Bekanntgabe eines Steuerbescheids bei nicht täglicher Postzustellung

Die gesetzliche Zugangsvermutung, nach der ein Steuerbescheid drei
Tage nach Aufgabe zur Post (ab 2025: vier Tage nach Aufgabe zur Post) als
bekanntgegeben gilt, greift auch dann, wenn die Post an zwei Tagen der
Dreitagesfrist nicht zustellt, weil sie an einem der beiden Tage (Samstag)
grundsätzlich keine Zustellungen vornimmt und der nachfolgende Tag ein
zustellfreier Sonntag ist.

Hintergrund: Nach dem Gesetz
gilt ein Verwaltungsakt bis einschließlich 2024 nach drei Tagen nach Aufgabe
zur Post als bekanntgegeben, so dass am Tag danach die Einspruchsfrist beginnt.
Ab 2025 wurde die gesetzliche Dreitagesfrist durch eine Viertagesfrist ersetzt.

Sachverhalt: Die Klägerin
erstellte ihre Einkommensteuererklärung für 2017 selbst, d.h. ohne Hilfe eines
Steuerberaters. Am Freitag, dem 15.6.2018, erließ das Finanzamt den
Einkommensteuerbescheid für 2017 und übergab ihn einem
Postdienstleistungsunternehmen, das jedoch die Post im Wohnviertel der Klägerin
nur zwischen Montag und Freitag austrägt, nicht aber am Samstag und am generell
zustellungsfreien Sonntag. Die Klägerin war bis einschließlich Montag, dem
18.6.2018, beruflich auswärts tätig und kehrte erst am 19.6.2018 in ihre
Wohnung zurück, wo sie nach eigenen Angaben den Einkommensteuerbescheid für
2017 im Briefkasten vorfand. Sie übersandte den Bescheid noch am selben Tag per
Telefax an ihren Steuerberater, dem sie keine Empfangsvollmacht erteilt hatte.
Dieser legte am 19.7.2018 Einspruch ein. Das Finanzamt ging von einer
Versäumnis der Einspruchsfrist aus und verwarf den Einspruch als unzulässig.

Entscheidung: Der
Bundesfinanzhof (BFH) wies die hiergegen gerichtete Klage ab:

  • Der Einspruch war verfristet, weil bei Einlegung des
    Einspruchs am 19.7.2018 die einmonatige Einspruchsfrist abgelaufen war.
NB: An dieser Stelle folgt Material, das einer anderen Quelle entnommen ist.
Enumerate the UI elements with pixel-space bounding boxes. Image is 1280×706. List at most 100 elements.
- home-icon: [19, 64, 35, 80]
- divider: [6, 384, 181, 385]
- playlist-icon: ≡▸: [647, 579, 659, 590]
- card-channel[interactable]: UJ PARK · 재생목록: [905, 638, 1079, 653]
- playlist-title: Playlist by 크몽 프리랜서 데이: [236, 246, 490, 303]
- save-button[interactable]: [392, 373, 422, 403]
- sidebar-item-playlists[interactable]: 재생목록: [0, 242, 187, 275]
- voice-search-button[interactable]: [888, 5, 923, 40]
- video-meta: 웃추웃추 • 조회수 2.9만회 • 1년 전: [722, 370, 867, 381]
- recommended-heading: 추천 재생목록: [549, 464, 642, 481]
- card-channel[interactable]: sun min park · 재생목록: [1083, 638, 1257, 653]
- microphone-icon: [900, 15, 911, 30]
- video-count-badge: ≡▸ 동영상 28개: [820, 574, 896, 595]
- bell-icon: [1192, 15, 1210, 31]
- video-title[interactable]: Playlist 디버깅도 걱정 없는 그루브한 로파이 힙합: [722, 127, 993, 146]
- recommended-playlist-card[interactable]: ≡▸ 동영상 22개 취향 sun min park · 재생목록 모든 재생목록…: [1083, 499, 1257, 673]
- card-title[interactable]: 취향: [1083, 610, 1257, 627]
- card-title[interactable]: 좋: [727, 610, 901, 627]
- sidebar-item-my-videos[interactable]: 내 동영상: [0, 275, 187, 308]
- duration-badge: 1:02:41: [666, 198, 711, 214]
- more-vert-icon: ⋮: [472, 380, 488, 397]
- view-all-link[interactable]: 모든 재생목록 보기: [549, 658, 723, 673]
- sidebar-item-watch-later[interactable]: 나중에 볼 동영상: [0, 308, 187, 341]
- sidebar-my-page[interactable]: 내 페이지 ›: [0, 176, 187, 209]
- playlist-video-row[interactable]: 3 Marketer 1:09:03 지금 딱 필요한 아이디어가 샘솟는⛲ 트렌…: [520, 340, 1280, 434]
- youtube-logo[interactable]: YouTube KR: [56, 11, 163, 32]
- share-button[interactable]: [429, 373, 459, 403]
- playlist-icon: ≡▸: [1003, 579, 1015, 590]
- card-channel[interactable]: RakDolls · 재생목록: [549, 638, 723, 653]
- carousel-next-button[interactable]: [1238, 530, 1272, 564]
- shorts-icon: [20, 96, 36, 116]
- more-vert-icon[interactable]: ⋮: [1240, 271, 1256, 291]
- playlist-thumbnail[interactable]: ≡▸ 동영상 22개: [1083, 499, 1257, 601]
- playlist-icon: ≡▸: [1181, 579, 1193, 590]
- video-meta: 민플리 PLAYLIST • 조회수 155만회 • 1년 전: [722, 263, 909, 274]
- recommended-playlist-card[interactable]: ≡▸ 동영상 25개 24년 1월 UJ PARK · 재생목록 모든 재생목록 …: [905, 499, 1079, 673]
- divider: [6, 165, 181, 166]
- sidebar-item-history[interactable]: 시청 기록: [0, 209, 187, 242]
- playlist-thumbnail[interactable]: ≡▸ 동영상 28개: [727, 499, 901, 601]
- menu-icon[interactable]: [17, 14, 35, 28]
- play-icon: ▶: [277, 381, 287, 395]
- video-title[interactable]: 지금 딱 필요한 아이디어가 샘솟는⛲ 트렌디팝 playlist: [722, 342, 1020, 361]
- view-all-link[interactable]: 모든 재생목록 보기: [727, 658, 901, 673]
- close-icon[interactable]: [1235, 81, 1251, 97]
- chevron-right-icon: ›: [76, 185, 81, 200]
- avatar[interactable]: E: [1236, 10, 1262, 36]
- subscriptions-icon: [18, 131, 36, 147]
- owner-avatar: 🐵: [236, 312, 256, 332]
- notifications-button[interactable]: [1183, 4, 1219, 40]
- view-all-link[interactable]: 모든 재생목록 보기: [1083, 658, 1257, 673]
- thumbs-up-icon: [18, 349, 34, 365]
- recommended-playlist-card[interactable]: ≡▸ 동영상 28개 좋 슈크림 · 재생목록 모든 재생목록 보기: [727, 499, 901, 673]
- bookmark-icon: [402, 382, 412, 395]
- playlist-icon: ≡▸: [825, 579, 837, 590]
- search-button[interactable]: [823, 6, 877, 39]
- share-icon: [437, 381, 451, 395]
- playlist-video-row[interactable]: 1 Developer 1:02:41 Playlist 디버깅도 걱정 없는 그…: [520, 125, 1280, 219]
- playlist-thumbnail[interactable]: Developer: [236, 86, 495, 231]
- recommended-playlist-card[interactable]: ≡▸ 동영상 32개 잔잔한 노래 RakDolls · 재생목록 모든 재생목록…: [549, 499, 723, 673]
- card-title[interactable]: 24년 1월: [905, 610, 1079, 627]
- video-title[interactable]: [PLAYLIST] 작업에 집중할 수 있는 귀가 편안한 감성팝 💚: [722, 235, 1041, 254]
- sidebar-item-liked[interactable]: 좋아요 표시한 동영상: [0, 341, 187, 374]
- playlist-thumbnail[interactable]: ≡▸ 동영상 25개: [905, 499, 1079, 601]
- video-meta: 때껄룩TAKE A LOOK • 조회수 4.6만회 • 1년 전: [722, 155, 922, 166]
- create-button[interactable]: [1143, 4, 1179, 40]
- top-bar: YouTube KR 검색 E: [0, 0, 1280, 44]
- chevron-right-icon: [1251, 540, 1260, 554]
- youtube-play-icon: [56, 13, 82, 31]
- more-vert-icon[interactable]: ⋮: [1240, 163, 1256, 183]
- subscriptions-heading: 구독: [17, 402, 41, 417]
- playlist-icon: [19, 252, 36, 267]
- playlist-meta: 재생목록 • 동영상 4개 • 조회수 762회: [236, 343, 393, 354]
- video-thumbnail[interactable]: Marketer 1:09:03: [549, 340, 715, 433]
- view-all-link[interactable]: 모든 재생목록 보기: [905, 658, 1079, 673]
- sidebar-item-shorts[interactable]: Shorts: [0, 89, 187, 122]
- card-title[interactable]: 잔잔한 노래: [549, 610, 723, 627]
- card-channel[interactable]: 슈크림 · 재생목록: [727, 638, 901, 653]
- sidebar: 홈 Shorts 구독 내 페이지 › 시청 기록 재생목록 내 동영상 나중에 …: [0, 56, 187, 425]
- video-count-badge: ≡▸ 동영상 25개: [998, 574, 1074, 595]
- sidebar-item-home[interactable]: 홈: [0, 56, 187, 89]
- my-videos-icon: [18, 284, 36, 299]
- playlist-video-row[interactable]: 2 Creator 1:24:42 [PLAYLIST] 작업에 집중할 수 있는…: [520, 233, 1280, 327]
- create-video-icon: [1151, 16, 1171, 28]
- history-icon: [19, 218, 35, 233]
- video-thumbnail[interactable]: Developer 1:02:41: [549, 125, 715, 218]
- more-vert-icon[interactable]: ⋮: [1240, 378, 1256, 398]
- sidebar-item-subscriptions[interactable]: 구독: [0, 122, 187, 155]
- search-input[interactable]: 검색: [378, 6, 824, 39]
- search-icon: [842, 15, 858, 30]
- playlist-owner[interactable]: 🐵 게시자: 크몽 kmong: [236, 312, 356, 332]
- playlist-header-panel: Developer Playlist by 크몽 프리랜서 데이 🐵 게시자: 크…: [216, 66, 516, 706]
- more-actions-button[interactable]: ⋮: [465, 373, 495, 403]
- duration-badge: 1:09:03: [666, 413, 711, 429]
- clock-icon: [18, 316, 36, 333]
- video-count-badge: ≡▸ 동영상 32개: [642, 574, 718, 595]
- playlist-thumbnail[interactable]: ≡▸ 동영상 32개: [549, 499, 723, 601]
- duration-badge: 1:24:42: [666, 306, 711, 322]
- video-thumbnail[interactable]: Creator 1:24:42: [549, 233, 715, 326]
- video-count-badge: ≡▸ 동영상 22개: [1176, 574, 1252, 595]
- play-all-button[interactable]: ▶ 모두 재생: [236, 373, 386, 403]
  • Der Steuerbescheid galt nach der im Jahr 2018 anwendbaren
    Dreitagesfrist nach drei Tagen nach Aufgabe zur Post als bekanntgegeben. Die
    Aufgabe zur Post war am Freitag, dem 15.6.2018, durch Übergabe an das
    Postdienstleistungsunternehmen erfolgt. Damit galt die Bekanntgabe als am
    Montag, dem 18.6.2018, erfolgt, so dass die Einspruchsfrist am 19.6.2018
    (Dienstag) begann und am 18.7.2018 endete; der Einspruch wurde aber erst am
    19.7.2018 eingelegt.

  • Die Dreitagesfrist war im Streitfall anwendbar, auch wenn eine
    Postzustellung weder am Samstag, dem 16.6.2018, noch am Sonntag, dem 17.6.2018,
    möglich war, da das Postdienstleistungsunternehmen samstags nicht zustellte und
    sonntags ohnehin keine Post ausgetragen wurde. Gleichwohl war eine
    Postauslieferung am Montag, dem 18.6.2018 und dem dritten Tag nach Aufgabe zur
    Post zwar etwas weniger wahrscheinlich, aber möglich.

Hinweise: Aufgrund der
zahlreichen Probleme und Mängel bei der Postzustellung hat der Gesetzgeber die
Dreitagesfrist durch eine Viertagesfrist ersetzt. Die neue Frist gilt für alle
Verwaltungsakte (Bescheide), die nach dem 31.12.2024 zur Post aufgegeben
werden.

Die Klägerin hatte vorgetragen, dass sie ihre Mutter sowie eine
Freundin mit der Leerung des Briefkastens beauftragt habe. Hieraus konnte
jedoch nicht geschlossen worden, dass der Bescheid erst am 19.6.2018 in den
Briefkasten der Klägerin eingeworfen wurde. Hierzu hätte die Klägerin vortragen
müssen, dass die Mutter und die Freundin den Briefkasten nach der Zustellrunde
am 18.6.2018 geleert hätten und sich der Einkommensteuerbescheid für 2017 nicht
im Briefkasten befunden habe. Tatsächlich hatte die Klägerin einen Zugang des
Bescheids am 18.6.2018 aber nicht substantiiert bestritten.